07/10/2011

Shot-by-shot

Immediately after finishing this list I flicked back through and figured that it was totally impossible to have such a length opening sequence with under 20 shots. With that in mind, it does provide a rough overview of our project and some of the weird and wonderful ideas we hope to make work. Also, it took quite a long time and features some interesting illustrations. With ideas now becoming set in stone, we are beginning to think about starting to gather props, ask people favours and write up a minimalist script for our characters. It's all getting quite exciting.


Target Audience

One of our shared pet-peeves - and something we hope to avoid making - is a film which is only ever so slightly different from most other films in it's genre. This is arguably most apparent in 'Chick Flick' films, of which several follow a basic formula, varied just enough to appeal to it's target audience (just try and spot the difference between films like Freaky Friday, It's a Boy Girl Thing and The Hot Chick.)* However, thriller films are just as guilty of this. A good example would be the perplexingly obvious similarities between Secret Window and Hide and Seek. This diagram exactly demonstrates what we didn't wanted our film to become.
With all this information in mind, we decided to aim our thriller specially at film enthusiasts: people who may spot the occasional reference to other works and hopefully appreciate and recognise the same influences we pay homage to. We envisioned this target audience as being around our age (mid-teens to early-twenties), with a notable interest in film and television and people who would equally spot the same clichés we drew up a list of, most likely to their chagrin. 

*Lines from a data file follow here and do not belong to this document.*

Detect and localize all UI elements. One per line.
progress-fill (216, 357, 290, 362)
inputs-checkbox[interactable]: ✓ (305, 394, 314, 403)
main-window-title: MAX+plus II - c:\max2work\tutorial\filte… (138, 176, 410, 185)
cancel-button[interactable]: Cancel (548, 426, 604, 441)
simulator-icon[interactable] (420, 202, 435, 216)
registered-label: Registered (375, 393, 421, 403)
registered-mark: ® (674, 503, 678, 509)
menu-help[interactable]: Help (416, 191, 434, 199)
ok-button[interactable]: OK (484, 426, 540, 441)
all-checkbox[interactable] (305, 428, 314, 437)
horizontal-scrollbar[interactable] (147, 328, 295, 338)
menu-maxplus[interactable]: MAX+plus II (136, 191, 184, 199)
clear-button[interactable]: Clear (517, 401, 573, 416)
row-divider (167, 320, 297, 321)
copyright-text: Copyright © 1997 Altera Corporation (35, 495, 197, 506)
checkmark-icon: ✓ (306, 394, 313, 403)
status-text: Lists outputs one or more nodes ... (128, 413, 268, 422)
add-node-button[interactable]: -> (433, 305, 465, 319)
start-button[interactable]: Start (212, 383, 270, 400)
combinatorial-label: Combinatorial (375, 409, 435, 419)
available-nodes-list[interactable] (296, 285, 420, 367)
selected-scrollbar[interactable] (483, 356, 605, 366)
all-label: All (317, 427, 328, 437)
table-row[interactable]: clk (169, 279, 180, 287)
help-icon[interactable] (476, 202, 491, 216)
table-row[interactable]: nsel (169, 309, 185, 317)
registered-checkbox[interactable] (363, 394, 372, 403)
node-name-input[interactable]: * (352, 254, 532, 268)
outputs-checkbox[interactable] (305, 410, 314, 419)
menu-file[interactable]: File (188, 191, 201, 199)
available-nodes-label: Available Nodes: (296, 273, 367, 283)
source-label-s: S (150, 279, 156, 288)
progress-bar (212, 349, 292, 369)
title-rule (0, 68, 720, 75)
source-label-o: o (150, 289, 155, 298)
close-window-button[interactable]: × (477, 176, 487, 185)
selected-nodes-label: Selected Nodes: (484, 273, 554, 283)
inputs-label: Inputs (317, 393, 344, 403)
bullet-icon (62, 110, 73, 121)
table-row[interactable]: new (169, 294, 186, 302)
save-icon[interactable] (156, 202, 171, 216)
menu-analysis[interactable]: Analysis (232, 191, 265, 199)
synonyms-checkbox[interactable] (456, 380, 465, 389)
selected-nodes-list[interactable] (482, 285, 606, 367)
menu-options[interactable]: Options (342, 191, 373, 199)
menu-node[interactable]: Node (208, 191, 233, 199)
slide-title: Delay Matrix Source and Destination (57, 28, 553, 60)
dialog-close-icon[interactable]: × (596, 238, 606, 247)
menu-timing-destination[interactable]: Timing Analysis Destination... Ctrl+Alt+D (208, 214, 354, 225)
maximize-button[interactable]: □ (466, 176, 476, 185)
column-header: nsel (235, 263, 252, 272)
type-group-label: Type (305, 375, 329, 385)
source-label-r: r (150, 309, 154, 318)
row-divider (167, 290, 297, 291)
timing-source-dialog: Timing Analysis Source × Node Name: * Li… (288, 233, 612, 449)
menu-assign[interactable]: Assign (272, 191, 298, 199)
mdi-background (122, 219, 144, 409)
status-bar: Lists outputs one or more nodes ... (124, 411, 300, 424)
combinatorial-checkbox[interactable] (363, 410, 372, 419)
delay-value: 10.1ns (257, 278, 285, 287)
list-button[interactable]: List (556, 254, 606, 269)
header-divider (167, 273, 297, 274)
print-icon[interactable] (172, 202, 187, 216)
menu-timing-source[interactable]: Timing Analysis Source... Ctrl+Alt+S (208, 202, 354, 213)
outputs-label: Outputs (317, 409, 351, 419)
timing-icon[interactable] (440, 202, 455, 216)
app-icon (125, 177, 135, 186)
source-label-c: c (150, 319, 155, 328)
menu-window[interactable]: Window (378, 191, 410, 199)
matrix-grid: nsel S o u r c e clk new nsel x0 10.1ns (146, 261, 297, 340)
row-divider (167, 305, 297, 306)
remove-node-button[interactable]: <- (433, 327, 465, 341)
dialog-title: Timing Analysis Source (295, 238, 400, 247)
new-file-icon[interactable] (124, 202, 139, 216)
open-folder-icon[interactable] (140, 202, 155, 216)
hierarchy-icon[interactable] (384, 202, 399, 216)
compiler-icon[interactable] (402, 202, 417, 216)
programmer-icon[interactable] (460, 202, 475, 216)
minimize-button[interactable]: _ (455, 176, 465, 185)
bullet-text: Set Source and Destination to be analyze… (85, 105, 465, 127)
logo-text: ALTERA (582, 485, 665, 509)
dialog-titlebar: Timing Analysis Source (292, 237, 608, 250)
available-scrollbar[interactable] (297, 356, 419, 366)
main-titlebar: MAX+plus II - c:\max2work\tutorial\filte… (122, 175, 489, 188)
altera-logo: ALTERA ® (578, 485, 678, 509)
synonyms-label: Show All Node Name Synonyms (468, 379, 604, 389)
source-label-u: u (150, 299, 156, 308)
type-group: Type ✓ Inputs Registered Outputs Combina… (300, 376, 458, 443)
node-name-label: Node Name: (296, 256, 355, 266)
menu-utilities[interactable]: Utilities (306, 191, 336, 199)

*To cover my ass, I also love some Chick Flicks. Waitress, Say Anything... c'mon, who doesn't love Mean Girls?

Codes and Conventions

Before we even started work on our actual treatment, we decided to write a definitive list of thriller film clichés. These stereotypes were ones we instantly acknowledged from many films in the genre and as such the list soon spiralled into a "don't do any of this" list instead:
  • Aliens/monsters/vampires or anything similarly supernatural
  • Photographs or newspaper clippings on a wall
  • Split personality disorder
  • Fires, explosions, thunder & lightening (ok, maybe we would have if we could...)
  • Mist, fog or blurred vision
  • Cars breaking down or characters getting lost
  • Masked or cloaked figured
  • Hysterical crying or screaming
  • "Scare chords"
  • Ridiculous plot twists that make the whole film completely pointless or illogical.
Possibly the most pessimistic summary of a genre ever committed to blog, we later backtracked on some of these, realising that abandoning every cliché we could think of would leave us very little to work with, and would make our filming/plot much more difficult to do.

Although, we decided that whatever on the list we did end up using, we would try our best to approach in a new way, by either subverting or intentionally highlighting a particular aspect of its traditional usage.
For example, at the burial of his pet dog, our main character does cry, but it is instead a gradual build up from a whimper to a silent moan, which seems much more effective than the chronically overused "blast of noooo". This idea was something I now remember seeing in the pilot episode of Six Feet Under, and after a lot of searching I managed to find a clip of this scene (6 minutes into the video):



Although becoming a hysterical cry, I found that with the silence before this became much more powerful. This list also lead us to our next important question: who is our product aimed at?